About Me:

An Unlikely Candidate

As a Community Studies major at UC Santa Cruz, math was nowhere on my radar. Yes, I did well in all of the college preparatory math classes, excelling at Geometry, but once I got to college, I dropped such pursuits. Long after I had graduated with honors, a good friend of mine asked me if I could help her son, whose math homework had surpassed her knowledge. She knew only that I had taught a class for my senior project at UC Santa Cruz, and that I was currently tutoring at Diablo Valley College (English). I told her that it had been a great many years since I had cracked a math book, but I was happy to try…In short, it was a hit! I understood the book and was able to explain it to her 7th grader in terms that were accessible to him.

Ideally Suited

From that point on, I realized I liked explaining math! I get great satisfaction from taking a subject that seems difficult, unbearable, even impossible for many, and breaking it down for them in a way that makes them feel like they can do it, perhaps even enjoy it. After tutoring the 7th grader, I took on older and older students until I remembered all of the math I took in high school, then I went and learned some more. I have now cracked several more math books, studying up to Elementary Calculus. My dear friend had no idea that she would rekindle an interest in a subject I had abandoned after 10th grade. Truth be told, I have always been curious, and I have always enjoyed learning new things. Precisely because I did not groom myself for a math/science career and some of my studies are recent, I feel able to really relate to what my students are going through. In addition to a solid set of tutoring skills, I can offer them empathy. I can see from the perspective of someone learning the information for the first time.

Highly Qualified

My quest for knowledge does not stop at math classes. I am always going to seminars and trainings about any aspect of my tutoring I feel I could improve upon. To this end, I am a proud member of the Bay Area Tutoring Summit (BATS), a consortium of tutors, educators, and counselors that help each other with professional development and referral sources.  In addition to the wonderful resources I have found in BATS, I’ve taken advantage of a wide range of tutor/teacher training from a wide variety of sources, including the National Tutoring Association, the Diablo Valley College English Tutoring Lab, The Fortune School, and the Homework Club. I have extensive classroom experience as both a Special Ed Assistant and a Substitute Teacher for the Mount Diablo Unified School District. My subbing assignments including three stints teaching summer school, one of those for moderate-to-severely disabled 4th and 5th graders. In addition, I have worked for the following tutoring agencies: StudyPoint, PepPoint, Ames Seminars, and TutorCorps, mostly helping to prepare students for the SAT and ACT, and doing a bit of general academic tutoring as well. As grateful as I am for all of these experiences, and as much as they have informed my work, the best training I’ve ever received has been on-the-job working with the 150 + private students I have tutored throughout the years.
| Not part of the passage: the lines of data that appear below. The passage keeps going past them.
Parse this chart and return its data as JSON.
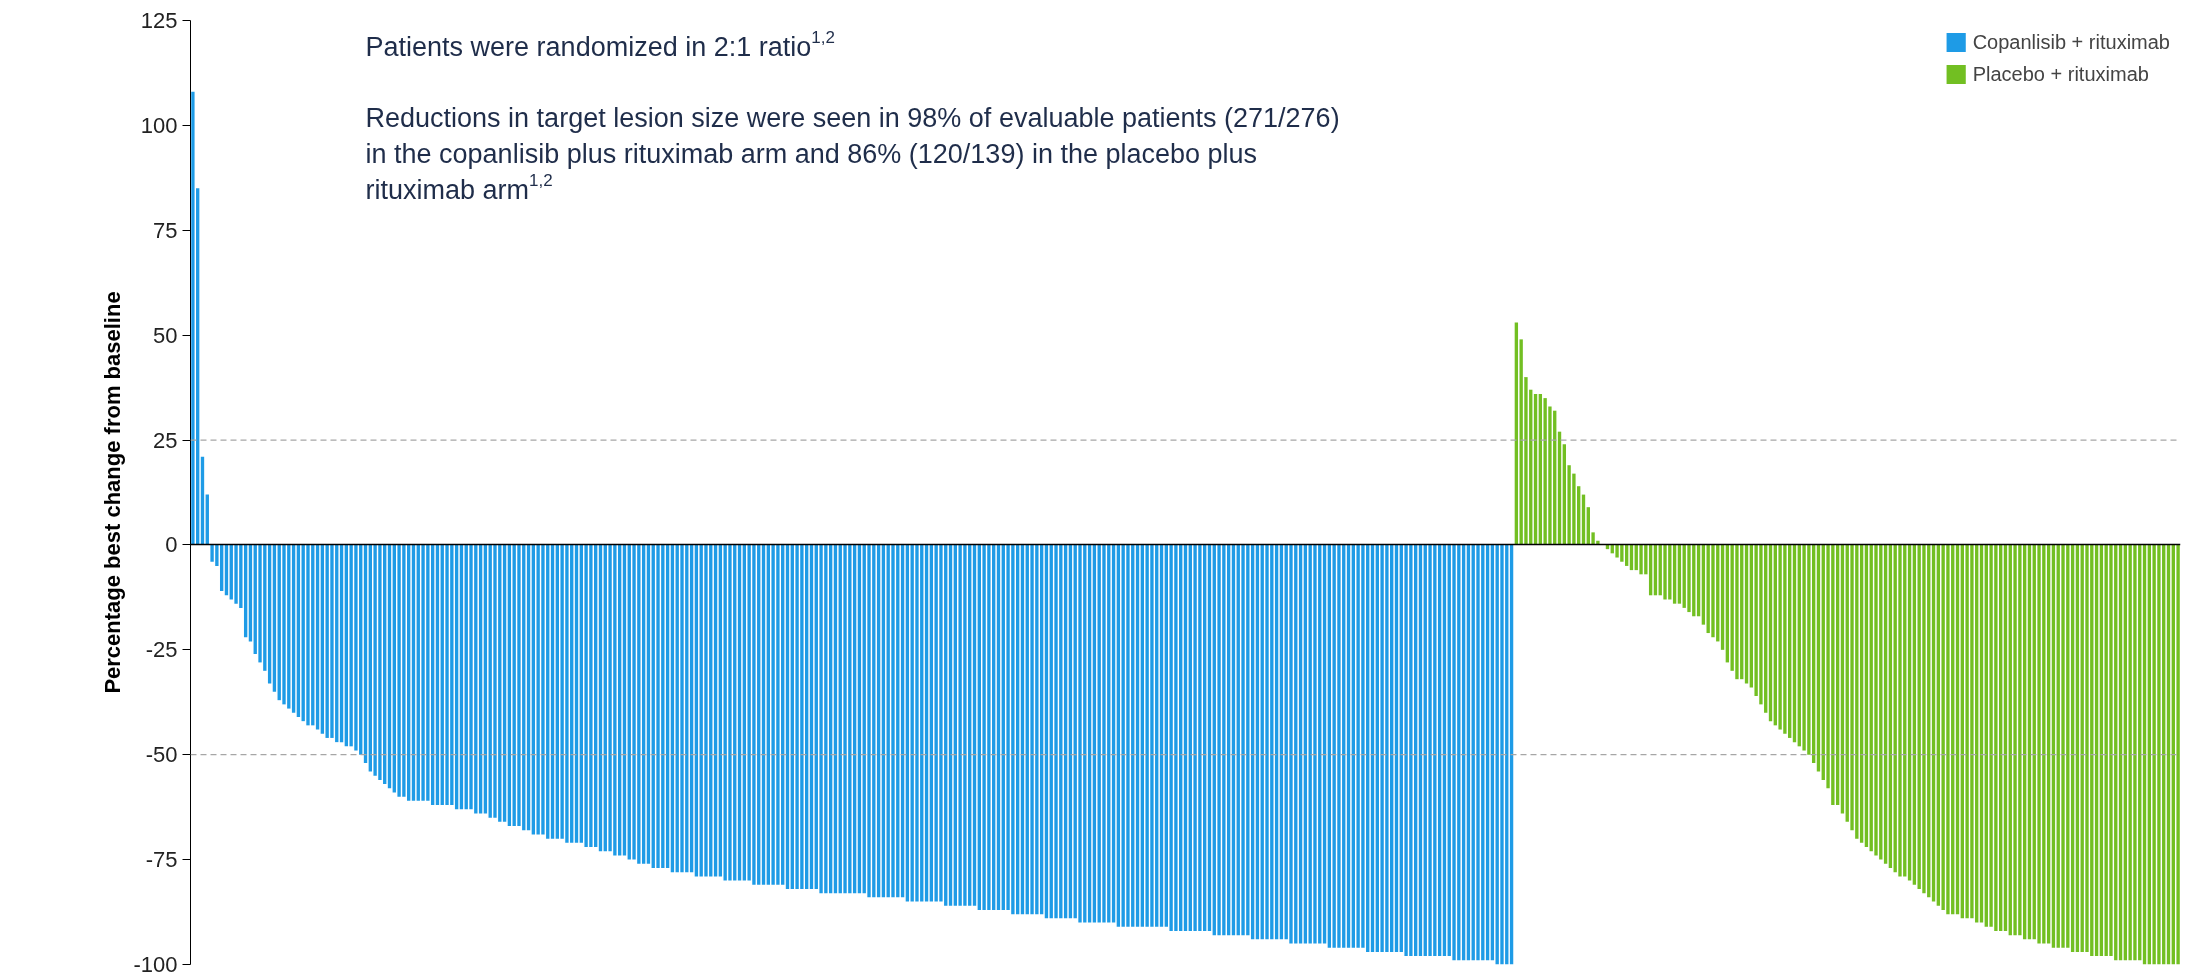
{
  "chart_data": {
    "type": "bar",
    "ylabel": "Percentage best change from baseline",
    "annotations": [
      "Patients were randomized in 2:1 ratio$^{1,2}$",
      "Reductions in target lesion size were seen in 98% of evaluable patients (271/276) in the copanlisib plus rituximab arm and 86% (120/139) in the placebo plus rituximab arm$^{1,2}$"
    ],
    "categories": [
      null,
      null,
      null,
      null,
      null,
      null,
      null,
      null,
      null,
      null,
      null,
      null,
      null,
      null,
      null,
      null,
      null,
      null,
      null,
      null,
      null,
      null,
      null,
      null,
      null,
      null,
      null,
      null,
      null,
      null,
      null,
      null,
      null,
      null,
      null,
      null,
      null,
      null,
      null,
      null,
      null,
      null,
      null,
      null,
      null,
      null,
      null,
      null,
      null,
      null,
      null,
      null,
      null,
      null,
      null,
      null,
      null,
      null,
      null,
      null,
      null,
      null,
      null,
      null,
      null,
      null,
      null,
      null,
      null,
      null,
      null,
      null,
      null,
      null,
      null,
      null,
      null,
      null,
      null,
      null,
      null,
      null,
      null,
      null,
      null,
      null,
      null,
      null,
      null,
      null,
      null,
      null,
      null,
      null,
      null,
      null,
      null,
      null,
      null,
      null,
      null,
      null,
      null,
      null,
      null,
      null,
      null,
      null,
      null,
      null,
      null,
      null,
      null,
      null,
      null,
      null,
      null,
      null,
      null,
      null,
      null,
      null,
      null,
      null,
      null,
      null,
      null,
      null,
      null,
      null,
      null,
      null,
      null,
      null,
      null,
      null,
      null,
      null,
      null,
      null,
      null,
      null,
      null,
      null,
      null,
      null,
      null,
      null,
      null,
      null,
      null,
      null,
      null,
      null,
      null,
      null,
      null,
      null,
      null,
      null,
      null,
      null,
      null,
      null,
      null,
      null,
      null,
      null,
      null,
      null,
      null,
      null,
      null,
      null,
      null,
      null,
      null,
      null,
      null,
      null,
      null,
      null,
      null,
      null,
      null,
      null,
      null,
      null,
      null,
      null,
      null,
      null,
      null,
      null,
      null,
      null,
      null,
      null,
      null,
      null,
      null,
      null,
      null,
      null,
      null,
      null,
      null,
      null,
      null,
      null,
      null,
      null,
      null,
      null,
      null,
      null,
      null,
      null,
      null,
      null,
      null,
      null,
      null,
      null,
      null,
      null,
      null,
      null,
      null,
      null,
      null,
      null,
      null,
      null,
      null,
      null,
      null,
      null,
      null,
      null,
      null,
      null,
      null,
      null,
      null,
      null,
      null,
      null,
      null,
      null,
      null,
      null,
      null,
      null,
      null,
      null,
      null,
      null,
      null,
      null,
      null,
      null,
      null,
      null,
      null,
      null,
      null,
      null,
      null,
      null,
      null,
      null,
      null,
      null,
      null,
      null,
      null,
      null,
      null,
      null,
      null,
      null,
      null,
      null,
      null,
      null,
      null,
      null,
      null,
      null,
      null,
      null,
      null,
      null,
      null,
      null,
      null,
      null,
      null,
      null,
      null,
      null,
      null,
      null,
      null,
      null,
      null,
      null,
      null,
      null,
      null,
      null,
      null,
      null,
      null,
      null,
      null,
      null,
      null,
      null,
      null,
      null,
      null,
      null,
      null,
      null,
      null,
      null,
      null,
      null,
      null,
      null,
      null,
      null,
      null,
      null,
      null,
      null,
      null,
      null,
      null,
      null,
      null,
      null,
      null,
      null,
      null,
      null,
      null,
      null,
      null,
      null,
      null,
      null,
      null,
      null,
      null,
      null,
      null,
      null,
      null,
      null,
      null,
      null,
      null,
      null,
      null,
      null,
      null,
      null,
      null,
      null,
      null,
      null,
      null,
      null,
      null,
      null,
      null,
      null,
      null,
      null,
      null,
      null,
      null,
      null,
      null,
      null,
      null,
      null,
      null,
      null,
      null,
      null,
      null,
      null,
      null,
      null,
      null,
      null,
      null,
      null,
      null,
      null,
      null,
      null,
      null,
      null,
      null,
      null,
      null,
      null,
      null,
      null,
      null
    ],
    "series": [
      {
        "name": "Copanlisib + rituximab",
        "color": "#1e9be6",
        "values": [
          108,
          85,
          21,
          12,
          -4,
          -5,
          -11,
          -12,
          -13,
          -14,
          -15,
          -22,
          -23,
          -26,
          -28,
          -30,
          -33,
          -35,
          -37,
          -38,
          -39,
          -40,
          -41,
          -42,
          -43,
          -43,
          -44,
          -45,
          -46,
          -46,
          -47,
          -47,
          -48,
          -48,
          -49,
          -50,
          -52,
          -54,
          -55,
          -56,
          -57,
          -58,
          -59,
          -60,
          -60,
          -61,
          -61,
          -61,
          -61,
          -61,
          -62,
          -62,
          -62,
          -62,
          -62,
          -63,
          -63,
          -63,
          -63,
          -64,
          -64,
          -64,
          -65,
          -65,
          -66,
          -66,
          -67,
          -67,
          -67,
          -68,
          -68,
          -69,
          -69,
          -69,
          -70,
          -70,
          -70,
          -70,
          -71,
          -71,
          -71,
          -71,
          -72,
          -72,
          -72,
          -73,
          -73,
          -73,
          -74,
          -74,
          -74,
          -75,
          -75,
          -76,
          -76,
          -76,
          -77,
          -77,
          -77,
          -77,
          -78,
          -78,
          -78,
          -78,
          -78,
          -79,
          -79,
          -79,
          -79,
          -79,
          -79,
          -80,
          -80,
          -80,
          -80,
          -80,
          -80,
          -81,
          -81,
          -81,
          -81,
          -81,
          -81,
          -81,
          -82,
          -82,
          -82,
          -82,
          -82,
          -82,
          -82,
          -83,
          -83,
          -83,
          -83,
          -83,
          -83,
          -83,
          -83,
          -83,
          -83,
          -84,
          -84,
          -84,
          -84,
          -84,
          -84,
          -84,
          -84,
          -85,
          -85,
          -85,
          -85,
          -85,
          -85,
          -85,
          -85,
          -86,
          -86,
          -86,
          -86,
          -86,
          -86,
          -86,
          -87,
          -87,
          -87,
          -87,
          -87,
          -87,
          -87,
          -88,
          -88,
          -88,
          -88,
          -88,
          -88,
          -88,
          -89,
          -89,
          -89,
          -89,
          -89,
          -89,
          -89,
          -90,
          -90,
          -90,
          -90,
          -90,
          -90,
          -90,
          -90,
          -91,
          -91,
          -91,
          -91,
          -91,
          -91,
          -91,
          -91,
          -91,
          -91,
          -91,
          -92,
          -92,
          -92,
          -92,
          -92,
          -92,
          -92,
          -92,
          -92,
          -93,
          -93,
          -93,
          -93,
          -93,
          -93,
          -93,
          -93,
          -94,
          -94,
          -94,
          -94,
          -94,
          -94,
          -94,
          -94,
          -95,
          -95,
          -95,
          -95,
          -95,
          -95,
          -95,
          -95,
          -96,
          -96,
          -96,
          -96,
          -96,
          -96,
          -96,
          -96,
          -97,
          -97,
          -97,
          -97,
          -97,
          -97,
          -97,
          -97,
          -98,
          -98,
          -98,
          -98,
          -98,
          -98,
          -98,
          -98,
          -98,
          -98,
          -99,
          -99,
          -99,
          -99,
          -99,
          -99,
          -99,
          -99,
          -99,
          -100,
          -100,
          -100,
          -100,
          null,
          null,
          null,
          null,
          null,
          null,
          null,
          null,
          null,
          null,
          null,
          null,
          null,
          null,
          null,
          null,
          null,
          null,
          null,
          null,
          null,
          null,
          null,
          null,
          null,
          null,
          null,
          null,
          null,
          null,
          null,
          null,
          null,
          null,
          null,
          null,
          null,
          null,
          null,
          null,
          null,
          null,
          null,
          null,
          null,
          null,
          null,
          null,
          null,
          null,
          null,
          null,
          null,
          null,
          null,
          null,
          null,
          null,
          null,
          null,
          null,
          null,
          null,
          null,
          null,
          null,
          null,
          null,
          null,
          null,
          null,
          null,
          null,
          null,
          null,
          null,
          null,
          null,
          null,
          null,
          null,
          null,
          null,
          null,
          null,
          null,
          null,
          null,
          null,
          null,
          null,
          null,
          null,
          null,
          null,
          null,
          null,
          null,
          null,
          null,
          null,
          null,
          null,
          null,
          null,
          null,
          null,
          null,
          null,
          null,
          null,
          null,
          null,
          null,
          null,
          null,
          null,
          null,
          null,
          null,
          null,
          null,
          null,
          null,
          null,
          null,
          null,
          null,
          null,
          null,
          null,
          null,
          null,
          null,
          null,
          null,
          null,
          null,
          null
        ]
      },
      {
        "name": "Placebo + rituximab",
        "color": "#72bf22",
        "values": [
          null,
          null,
          null,
          null,
          null,
          null,
          null,
          null,
          null,
          null,
          null,
          null,
          null,
          null,
          null,
          null,
          null,
          null,
          null,
          null,
          null,
          null,
          null,
          null,
          null,
          null,
          null,
          null,
          null,
          null,
          null,
          null,
          null,
          null,
          null,
          null,
          null,
          null,
          null,
          null,
          null,
          null,
          null,
          null,
          null,
          null,
          null,
          null,
          null,
          null,
          null,
          null,
          null,
          null,
          null,
          null,
          null,
          null,
          null,
          null,
          null,
          null,
          null,
          null,
          null,
          null,
          null,
          null,
          null,
          null,
          null,
          null,
          null,
          null,
          null,
          null,
          null,
          null,
          null,
          null,
          null,
          null,
          null,
          null,
          null,
          null,
          null,
          null,
          null,
          null,
          null,
          null,
          null,
          null,
          null,
          null,
          null,
          null,
          null,
          null,
          null,
          null,
          null,
          null,
          null,
          null,
          null,
          null,
          null,
          null,
          null,
          null,
          null,
          null,
          null,
          null,
          null,
          null,
          null,
          null,
          null,
          null,
          null,
          null,
          null,
          null,
          null,
          null,
          null,
          null,
          null,
          null,
          null,
          null,
          null,
          null,
          null,
          null,
          null,
          null,
          null,
          null,
          null,
          null,
          null,
          null,
          null,
          null,
          null,
          null,
          null,
          null,
          null,
          null,
          null,
          null,
          null,
          null,
          null,
          null,
          null,
          null,
          null,
          null,
          null,
          null,
          null,
          null,
          null,
          null,
          null,
          null,
          null,
          null,
          null,
          null,
          null,
          null,
          null,
          null,
          null,
          null,
          null,
          null,
          null,
          null,
          null,
          null,
          null,
          null,
          null,
          null,
          null,
          null,
          null,
          null,
          null,
          null,
          null,
          null,
          null,
          null,
          null,
          null,
          null,
          null,
          null,
          null,
          null,
          null,
          null,
          null,
          null,
          null,
          null,
          null,
          null,
          null,
          null,
          null,
          null,
          null,
          null,
          null,
          null,
          null,
          null,
          null,
          null,
          null,
          null,
          null,
          null,
          null,
          null,
          null,
          null,
          null,
          null,
          null,
          null,
          null,
          null,
          null,
          null,
          null,
          null,
          null,
          null,
          null,
          null,
          null,
          null,
          null,
          null,
          null,
          null,
          null,
          null,
          null,
          null,
          null,
          null,
          null,
          null,
          null,
          null,
          null,
          null,
          null,
          null,
          null,
          null,
          null,
          null,
          null,
          53,
          49,
          40,
          37,
          36,
          36,
          35,
          33,
          32,
          27,
          24,
          19,
          17,
          14,
          12,
          9,
          3,
          1,
          0,
          -1,
          -2,
          -3,
          -4,
          -5,
          -6,
          -6,
          -7,
          -7,
          -12,
          -12,
          -12,
          -13,
          -13,
          -14,
          -14,
          -15,
          -16,
          -17,
          -17,
          -19,
          -21,
          -22,
          -23,
          -25,
          -28,
          -30,
          -32,
          -32,
          -33,
          -34,
          -36,
          -38,
          -40,
          -42,
          -43,
          -44,
          -45,
          -46,
          -47,
          -48,
          -49,
          -50,
          -52,
          -54,
          -56,
          -58,
          -62,
          -62,
          -64,
          -66,
          -68,
          -70,
          -71,
          -72,
          -73,
          -74,
          -75,
          -76,
          -77,
          -78,
          -79,
          -79,
          -80,
          -81,
          -82,
          -83,
          -84,
          -85,
          -86,
          -87,
          -88,
          -88,
          -88,
          -89,
          -89,
          -89,
          -90,
          -90,
          -91,
          -91,
          -92,
          -92,
          -92,
          -93,
          -93,
          -93,
          -94,
          -94,
          -94,
          -95,
          -95,
          -95,
          -96,
          -96,
          -96,
          -96,
          -97,
          -97,
          -97,
          -97,
          -98,
          -98,
          -98,
          -98,
          -98,
          -99,
          -99,
          -99,
          -99,
          -99,
          -99,
          -100,
          -100,
          -100,
          -100,
          -100,
          -100,
          -100,
          -100
        ]
      }
    ],
    "ylim": [
      -100,
      125
    ],
    "yticks": [
      -100,
      -75,
      -50,
      -25,
      0,
      25,
      50,
      75,
      100,
      125
    ],
    "ref_lines": [
      {
        "axis": "y",
        "value": 25,
        "color": "#a6a6a6",
        "line_style": "dashed"
      },
      {
        "axis": "y",
        "value": -50,
        "color": "#a6a6a6",
        "line_style": "dashed"
      }
    ],
    "grid": false,
    "legend": "top right",
    "tick_labels": "y"
  }
}
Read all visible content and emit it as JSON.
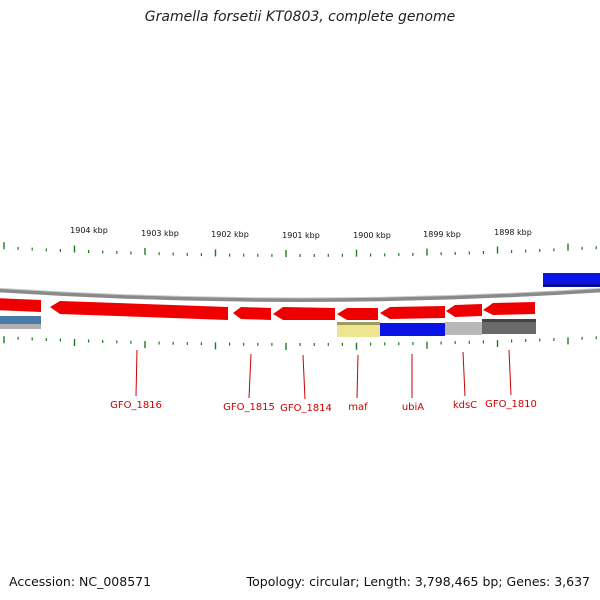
{
  "title": "Gramella forsetii KT0803, complete genome",
  "footer": {
    "accession": "Accession: NC_008571",
    "summary": "Topology: circular; Length: 3,798,465 bp; Genes: 3,637"
  },
  "colors": {
    "tick": "#1f7a1f",
    "gene_red": "#ee0000",
    "gene_label": "#cc0000",
    "backbone": "#888888",
    "blue_feature": "#0a14e6",
    "yellow_feature": "#ede58f",
    "light_gray_feature": "#b8b8b8",
    "dark_gray_feature": "#6a6a6a",
    "steel_blue_feature": "#4a7aa8"
  },
  "ruler": {
    "labels": [
      "1904 kbp",
      "1903 kbp",
      "1902 kbp",
      "1901 kbp",
      "1900 kbp",
      "1899 kbp",
      "1898 kbp"
    ]
  },
  "gene_labels": [
    "GFO_1816",
    "GFO_1815",
    "GFO_1814",
    "maf",
    "ubiA",
    "kdsC",
    "GFO_1810"
  ]
}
Each and every one of them has taught me something about how people learn and allowed me to become more and more rooted in the subject matter and all of the resources available out there for students and teachers alike.

Why Tutor?

I am as interested in HOW students are learning as I am in WHAT they are learning. I want to teach them to love the process 🙂 Even though school is compulsory, and there’s a lot of institutions do to drill out students creativity – everyone has their sweet spot – something they are good at, something they like, some affinity for a challenge, some thirst for knowledge SOMEWHERE inside them. I help them access that kernel, that seed. I meet them at their time of challenge and my hope is that when we are through with the difficult class they now know they can do difficult things, so they won’t let an aversion to any subject get in the way of their dreams. Hopefully, their newfound confidence spreads to other areas of their lives as well. We ALL have it in us to do hard things. We just need the right listener and the right catalyst sometimes to help us access ourselves. It is my hope/wish/dream to be that catalyst for students who struggle with anything academic.